Vous ne connaissez peut-être pas ShockedIO, un site internet communautaire qui traque les erreurs de prix des magasins, mais ses utilisateurs ne pourraient plus s’en passer tant les bonnes affaires sont légion.
Fortune liste ainsi, par exemple, une PlayStation 5 proposée à 50 dollars (autour de 40 euros), ou des ordinateurs à 50 dollars ou gratuits. Pour ce faire, le fondateur du portail, âgé de 24 ans et surnommé JS, lance une armée de bots qui scrutent à longueur de journée, des milliers de sites d’e-commerce à la recherche de la perle rare.
Une alerte est dès lors envoyée aux internautes en fonction de leurs paramètres. Ces clients sont d’ailleurs parfois des scalpers, ces individus qui achètent à petit prix et revendent ensuite pour dégager une grosse plus value.

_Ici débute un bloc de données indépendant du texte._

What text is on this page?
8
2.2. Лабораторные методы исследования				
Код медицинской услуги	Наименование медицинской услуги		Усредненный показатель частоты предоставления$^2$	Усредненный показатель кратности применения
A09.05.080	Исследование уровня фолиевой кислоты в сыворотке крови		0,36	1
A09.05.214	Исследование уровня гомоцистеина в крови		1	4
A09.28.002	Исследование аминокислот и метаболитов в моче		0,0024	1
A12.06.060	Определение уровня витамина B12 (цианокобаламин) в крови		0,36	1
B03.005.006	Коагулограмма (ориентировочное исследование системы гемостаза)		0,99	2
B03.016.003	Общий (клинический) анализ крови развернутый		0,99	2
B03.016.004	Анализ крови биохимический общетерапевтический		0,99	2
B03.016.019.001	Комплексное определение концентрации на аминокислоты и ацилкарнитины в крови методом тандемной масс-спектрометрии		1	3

Cité par nos confrères, JS a expliqué qu’il faisait partie d’un groupe de revendeurs de chaussures. Avec un associé développeur, ils se sont dit qu’ils pouvaient créer leur propre réseau :
Nous avions le sentiment de pouvoir le faire nous-mêmes. Au départ, il s’agissait simplement d’un serveur gratuit. Mais à mesure que nous nous développions, nous avons adopté un modèle par abonnement, débutant aux alentours de 25 dollars par mois.
Est-ce légal en France ?
Il faut désormais compter près de 100 dollars par mois pour bénéficier, avant tout le monde, de ces prix défiant toute concurrence. De quoi générer 4,5 millions de dollars de revenus à la société et à son créateur anonyme en l’espace de six ans. Au fil des ans, la compagnie a recruté des développeurs pour lui permettre d’affiner ses outils de surveillance du web.
Reste que ce business flirte avec les limites légales et réglementaires, d’où la discrétion de son patron. Par exemple, les conditions d’utilisation de Walmart, le géant de la grande distribution américain, précisent que « les utilisateurs ne peuvent pas recourir à des applications pour « scraper » (extraire) ou « miner » des données du site afin d’entraîner une intelligence artificielle, mais elles ne mentionnent pas la surveillance du site à des fins d’achat. »
Restant confiant, l’entrepreneur affirme que cette activité est totalement légale, notamment du fait que la législation de plusieurs États américains autorise les consommateurs à revendre des produits de détail.
Concernant la France, le scraping de prix n’est pas illégal en soi, mais viole souvent les conditions d’utilisation des sites marchands, et expose ceux qui s’y prêtent à des poursuites civiles. Côté consommateur, une erreur de prix manifeste permet au vendeur d’annuler la vente. Quant à la revente, elle reste légale hors billetterie de spectacles.